絶好のお花見日和で、私の気持ちは跳ね上がる。

私は、フォーマが指定した駅へと向かったけれど…―。

駅なのに、人が全くいない。

(場所、間違ってないよ……ね?)

周囲を見渡していると、フォーマが前方からやって来た。

(あれっ? いつもと印象が違う……)

フォーマは、いつもよりラフな格好をしている。

○○「フォーマ、今日の服似合ってるね」

フォーマ「そ、そうかな?」

フォーマは照れ臭そうに、頭を掻いた。

(あれっ……)

フォーマは手に傘を持っていた。

○○「フォーマ、傘持ってきたの?」

フォーマ「ああ、今日は雨が降るって聞いてたから」

○○「こんなに天気が良いのに……」

フォーマと私は、曇りのない空を見上げて、雨が降らないように願った。

(あっ、そうだ……)

○○「ねえ、フォーマ。駅なのに、何でこんなに人がいないのかな?」

フォーマ
「この列車は、王室のみが使える貸切列車なんだ。 本当は国民と同じ列車に乗ってもいいかなって思ったんだけど。 人が多いところは、やっぱり苦手で。城の皆にも反対されたし。 普通に出かけることが出来なくてごめん……」

フォーマは残念そうにぽつりとつぶやいた。

○○「でも、貸切列車なら周囲に気兼ねしないで、たくさんお話できるね」

フォーマ「○○にそう言ってもらえると嬉しいよ」

フォーマの顔が、ぱっと晴れた。

フォーマ「そうだ、もっと列車の旅を楽しくする方法がある」

フォーマはそう言うと、駅の反対側の道へと歩き出した。

ついた場所は、大きなベーカリーだった。

○○「ここって、フォーマのお気に入りのところだよね?」

フォーマ「ああ、そうだよ。

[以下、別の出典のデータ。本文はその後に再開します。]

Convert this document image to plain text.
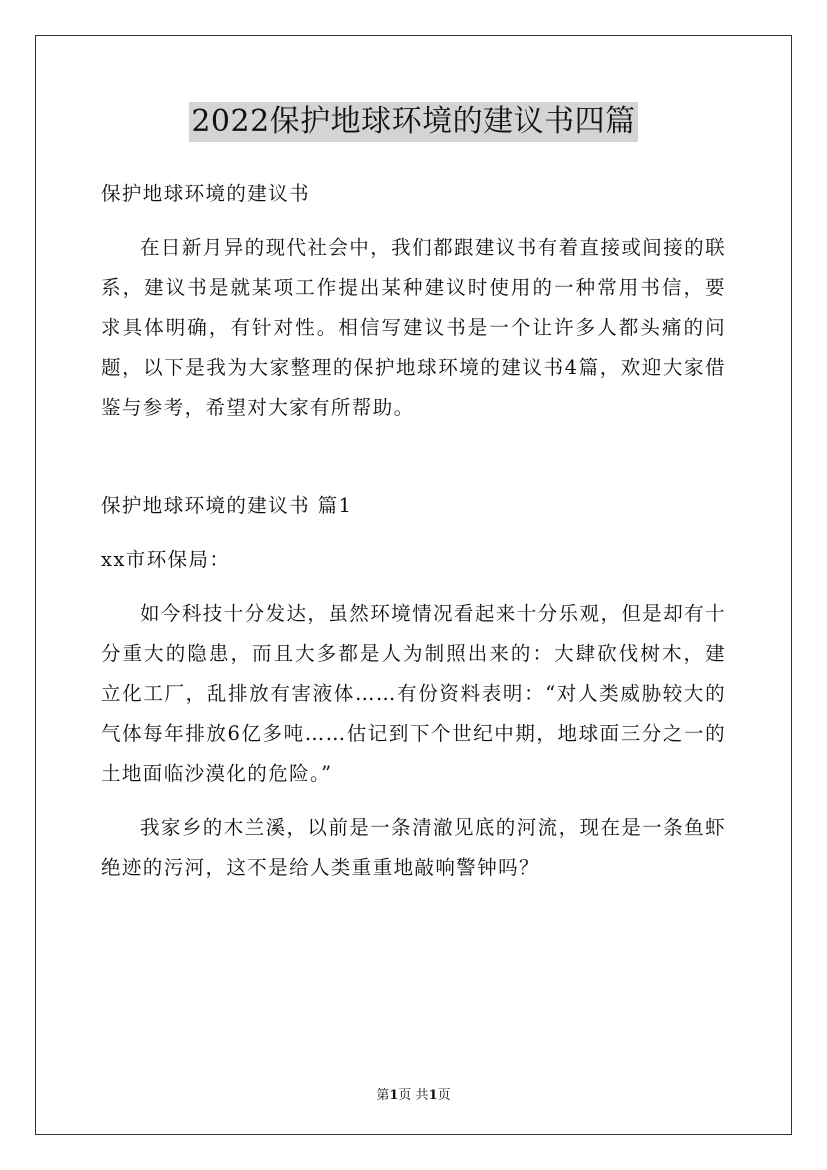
2022保护地球环境的建议书四篇

保护地球环境的建议书

在日新月异的现代社会中，我们都跟建议书有着直接或间接的联系，建议书是就某项工作提出某种建议时使用的一种常用书信，要求具体明确，有针对性。相信写建议书是一个让许多人都头痛的问题，以下是我为大家整理的保护地球环境的建议书4篇，欢迎大家借鉴与参考，希望对大家有所帮助。

保护地球环境的建议书 篇1

xx市环保局：

如今科技十分发达，虽然环境情况看起来十分乐观，但是却有十分重大的隐患，而且大多都是人为制照出来的：大肆砍伐树木，建立化工厂，乱排放有害液体……有份资料表明：“对人类威胁较大的气体每年排放6亿多吨……估记到下个世纪中期，地球面三分之一的土地面临沙漠化的危险。”

我家乡的木兰溪，以前是一条清澈见底的河流，现在是一条鱼虾绝迹的污河，这不是给人类重重地敲响警钟吗？

第1页 共1页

電車の中で、○○と食べたいなって思って」

○○「ピクニックみたいで楽しそう」

フォーマ「好きなパンを選ぼう。○○はどんなパンが食べたい?」

○○「あっ、これがいいかな」

目の前にあったバゲットサンドは、チーズがたっぷり入っていて、とても美味しそうだった。

フォーマ「いいね。僕もこれにしよう」

(なんだかこういうのって良いな……)

普段はなかなか味わうことの出来ない穏やかな時間に、私はそっと身を任せた。

フォーマ「これをもらえるかな」

フォーマが会計をしようとすると、店主のおばさんが私達をまじまじと見てくる。

フォーマ「……何か?」

フォーマが警戒しているのが、震えた声で分かった。

店員のおばさん「美男美女でお似合いだって思ってさ。ほら、これおまけしておくよ」

店員のおばさんはそう言うと、焼きたてのパンを袋の中に入れてくれた。

○○「ありがとうございます」

フォーマを見ると、安堵したようにほっと息を吐いていた。

パンを受けとり、私達は駅へと向かう。

(お似合い……)

私は密かに、おばさんの言葉をそっと噛みしめていた…―。